Error
I get this error when loading the model
No sentence-transformers model found with name /root/.cache/torch/sentence_transformers/T-Systems-onsite_cross-en-de-roberta-sentence-transformer. Creating a new one with MEAN pooling.
It is not an error but a warning:
WARNING:sentence_transformers.SentenceTransformer:No sentence-transformers model found with name /root/.cache/torch/sentence_transformers/T-Systems-onsite_cross-en-de-roberta-sentence-transformer. Creating a new one with MEAN pooling.
The example given on the model card works.
It can be ignored.
Thanks for the immediate response, but when i create a vector store I get an error, which is something I didnt face in other sentence transformers. I will paste the error below
from langchain.vectorstores import FAISS
vectorstore_1=FAISS.from_documents(chunked_documents, embeddings_1)
--> 602 embeddings = embedding.embed_documents(texts)
603 return cls.__from(
604 texts,
605 embeddings,
(...)
609 **kwargs,
610 )
File /opt/conda/lib/python3.10/site-packages/torch/nn/modules/module.py:1614, in Module.getattr(self, name)
1612 if name in modules:
1613 return modules[name]
-> 1614 raise AttributeError("'{}' object has no attribute '{}'".format(
1615 type(self).name, name))
AttributeError: 'SentenceTransformer' object has no attribute 'embed_documents'
Can you please provide a full minimal code example?
And double check if it works with this: deutsche-telekom/gbert-large-paraphrase-cosine
So I chunk my documents using character text splitter and through FAISS GPU, i pass in the embeddings from sentence transformers and chunked documents pass into the vector store. it works well for all other sentence transformers unfortunately.
I had used all-mpnet-base-v2 and all-MiniLM-L6-v2 and it works fine. Since I wanted for german use case, I wanted to try your model.
from sentence_transformers import SentenceTransformer
embeddings_1 = SentenceTransformer('T-Systems-onsite/cross-en-de-roberta-sentence-transformer')

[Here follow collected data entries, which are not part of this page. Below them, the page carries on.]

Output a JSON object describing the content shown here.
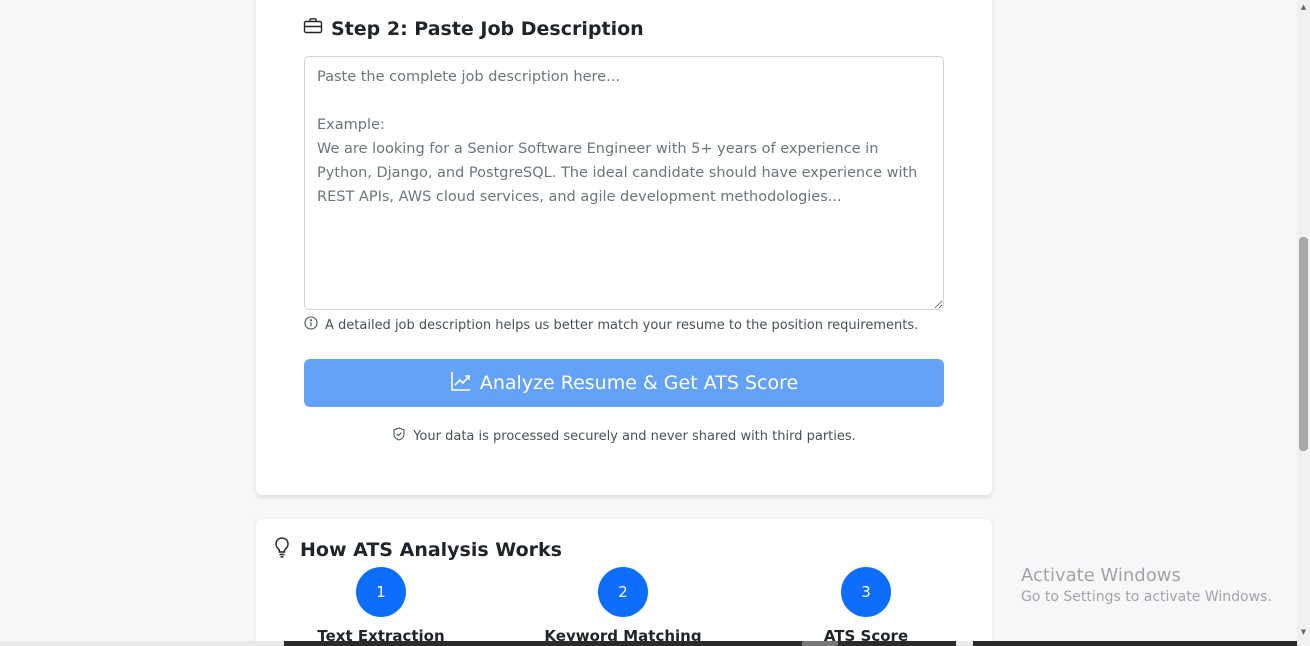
{
  "step2": {
    "title": "Step 2: Paste Job Description",
    "icon": "briefcase-icon",
    "textarea_placeholder": "Paste the complete job description here...\n\nExample:\nWe are looking for a Senior Software Engineer with 5+ years of experience in Python, Django, and PostgreSQL. The ideal candidate should have experience with REST APIs, AWS cloud services, and agile development methodologies...",
    "hint": "A detailed job description helps us better match your resume to the position requirements."
  },
  "analyze_button": {
    "label": "Analyze Resume & Get ATS Score",
    "color": "#64a2f7"
  },
  "secure_note": "Your data is processed securely and never shared with third parties.",
  "how_it_works": {
    "title": "How ATS Analysis Works",
    "steps": [
      {
        "number": "1",
        "label": "Text Extraction"
      },
      {
        "number": "2",
        "label": "Keyword Matching"
      },
      {
        "number": "3",
        "label": "ATS Score"
      }
    ],
    "accent": "#0d6efd"
  },
  "watermark": {
    "title": "Activate Windows",
    "subtitle": "Go to Settings to activate Windows."
  }
}
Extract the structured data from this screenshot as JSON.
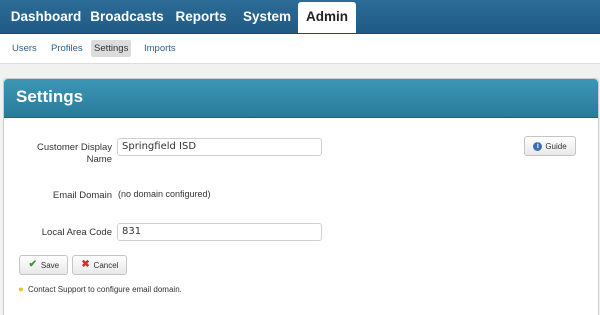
{
  "nav": {
    "tabs": [
      {
        "label": "Dashboard"
      },
      {
        "label": "Broadcasts"
      },
      {
        "label": "Reports"
      },
      {
        "label": "System"
      },
      {
        "label": "Admin"
      }
    ],
    "active": "Admin"
  },
  "subnav": {
    "items": [
      {
        "label": "Users"
      },
      {
        "label": "Profiles"
      },
      {
        "label": "Settings"
      },
      {
        "label": "Imports"
      }
    ],
    "active": "Settings"
  },
  "panel": {
    "title": "Settings",
    "guide_label": "Guide",
    "fields": {
      "customer_display_name": {
        "label": "Customer Display Name",
        "value": "Springfield ISD"
      },
      "email_domain": {
        "label": "Email Domain",
        "value": "(no domain configured)"
      },
      "local_area_code": {
        "label": "Local Area Code",
        "value": "831"
      }
    },
    "save_label": "Save",
    "cancel_label": "Cancel",
    "help_text": "Contact Support to configure email domain."
  },
  "colors": {
    "nav_bg": "#2d6c98",
    "panel_header": "#3c96b5",
    "save_icon": "#3a9a2a",
    "cancel_icon": "#d0302a",
    "guide_icon": "#3a6fb5"
  }
}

from langchain.vectorstores import FAISS
vectorstore_1=FAISS.from_documents(chunked_documents, embeddings_1)
vectorstore_1
This is how i tried for other models,
from langchain.embeddings import HuggingFaceEmbeddings
embeddings_1 = HuggingFaceEmbeddings(model_name='sentence-transformers/all-mpnet-base-v2',model_kwargs={'device': 'cuda'})
For the deutsche-telekom/gbert-large-paraphrase-cosine, it works fine.
But I see that, it has not been a model that has been most suggestedly used.